Dheeraj Yennam and Jared Korinko, from the School of Computing, Informatics, and Decision Systems Engineering, test the app at the Arizona Museum of Natural History in Mesa.
Photo by: Judd Bowman
A group of students and faculty in the School of Earth and Space Exploration and the School of Computing, Informatics, and Decision Systems Engineering have created an app that will feature an astronaut as a digital docent at two Arizona museums.
The Arizona Science Center and the Arizona Museum of Natural History are partnering with Arizona State University to offer visitors an app to complement their exhibits. The app encourages museum visitors to ask questions and the app responds back from its database.

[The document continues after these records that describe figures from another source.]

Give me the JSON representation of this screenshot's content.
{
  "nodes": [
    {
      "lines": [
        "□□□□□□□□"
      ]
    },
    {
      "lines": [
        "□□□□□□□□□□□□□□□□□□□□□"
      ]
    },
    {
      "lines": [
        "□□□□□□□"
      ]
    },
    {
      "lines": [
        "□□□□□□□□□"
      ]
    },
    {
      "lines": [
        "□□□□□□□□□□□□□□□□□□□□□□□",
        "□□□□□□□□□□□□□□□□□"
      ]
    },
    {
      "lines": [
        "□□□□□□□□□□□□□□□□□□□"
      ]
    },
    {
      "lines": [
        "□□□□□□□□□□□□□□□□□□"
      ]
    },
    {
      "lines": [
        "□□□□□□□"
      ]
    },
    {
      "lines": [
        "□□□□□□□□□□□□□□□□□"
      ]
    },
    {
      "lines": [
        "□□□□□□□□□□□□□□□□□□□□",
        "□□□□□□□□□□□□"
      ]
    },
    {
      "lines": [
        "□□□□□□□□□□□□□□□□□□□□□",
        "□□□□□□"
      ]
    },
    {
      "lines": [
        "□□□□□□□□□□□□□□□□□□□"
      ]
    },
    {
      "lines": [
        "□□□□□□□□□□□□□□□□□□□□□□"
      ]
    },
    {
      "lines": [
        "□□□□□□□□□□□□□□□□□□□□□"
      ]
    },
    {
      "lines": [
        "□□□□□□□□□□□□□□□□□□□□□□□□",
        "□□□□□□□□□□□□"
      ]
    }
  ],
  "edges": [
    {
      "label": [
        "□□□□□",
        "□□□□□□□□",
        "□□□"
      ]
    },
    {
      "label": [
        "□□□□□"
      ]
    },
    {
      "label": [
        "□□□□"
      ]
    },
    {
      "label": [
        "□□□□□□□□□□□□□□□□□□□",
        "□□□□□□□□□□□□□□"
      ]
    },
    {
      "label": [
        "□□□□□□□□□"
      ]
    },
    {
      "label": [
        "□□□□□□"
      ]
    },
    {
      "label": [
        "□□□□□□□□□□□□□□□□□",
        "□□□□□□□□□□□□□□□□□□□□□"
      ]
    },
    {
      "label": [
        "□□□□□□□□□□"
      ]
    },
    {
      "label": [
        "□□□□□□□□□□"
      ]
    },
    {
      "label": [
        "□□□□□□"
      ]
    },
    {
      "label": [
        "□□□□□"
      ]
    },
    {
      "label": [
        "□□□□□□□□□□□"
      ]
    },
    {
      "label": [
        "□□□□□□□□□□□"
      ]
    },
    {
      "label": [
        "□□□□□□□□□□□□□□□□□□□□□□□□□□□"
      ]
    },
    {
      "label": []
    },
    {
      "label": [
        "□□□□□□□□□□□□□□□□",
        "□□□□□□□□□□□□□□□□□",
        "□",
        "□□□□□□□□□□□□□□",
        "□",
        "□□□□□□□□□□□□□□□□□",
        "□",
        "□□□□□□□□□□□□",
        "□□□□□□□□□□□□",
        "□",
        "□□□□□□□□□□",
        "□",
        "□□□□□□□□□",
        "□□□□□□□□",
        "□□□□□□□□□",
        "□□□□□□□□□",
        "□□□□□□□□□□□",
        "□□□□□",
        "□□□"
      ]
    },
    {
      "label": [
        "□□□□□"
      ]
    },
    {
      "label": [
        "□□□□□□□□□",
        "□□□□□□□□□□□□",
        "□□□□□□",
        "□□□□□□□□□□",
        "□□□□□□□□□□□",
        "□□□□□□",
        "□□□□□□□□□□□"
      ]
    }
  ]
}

The project is run by Judd Bowman, associate professor at the School of Earth and Space Exploration, Brian Nelson, associate professor at the School of Computing, Informatics, and Decisions Systems Engineering, and Cassie Bowman, associate research professor at the School of Earth and Space Exploration.
Judd Bowman said museum exhibits tend to have a long lifetime, but they aren’t always updated as quickly as science advances. The app, funded by the National Science Foundation, currently covers more than 12,000 questions on various topics from astronomy to geology. Bowman said he and the team collected many of the questions three years before the development of the app. Museum staff will also have access to a dashboard that aggregates the popular topics and questions being asked on the app.
“The idea is it’s a trusted database of information,” Bowman said. “It’s been screened through us, through our students. You know it’s going to be safe for kids, safe for your family members to use it. It’s not just whatever Google happens to bring up.”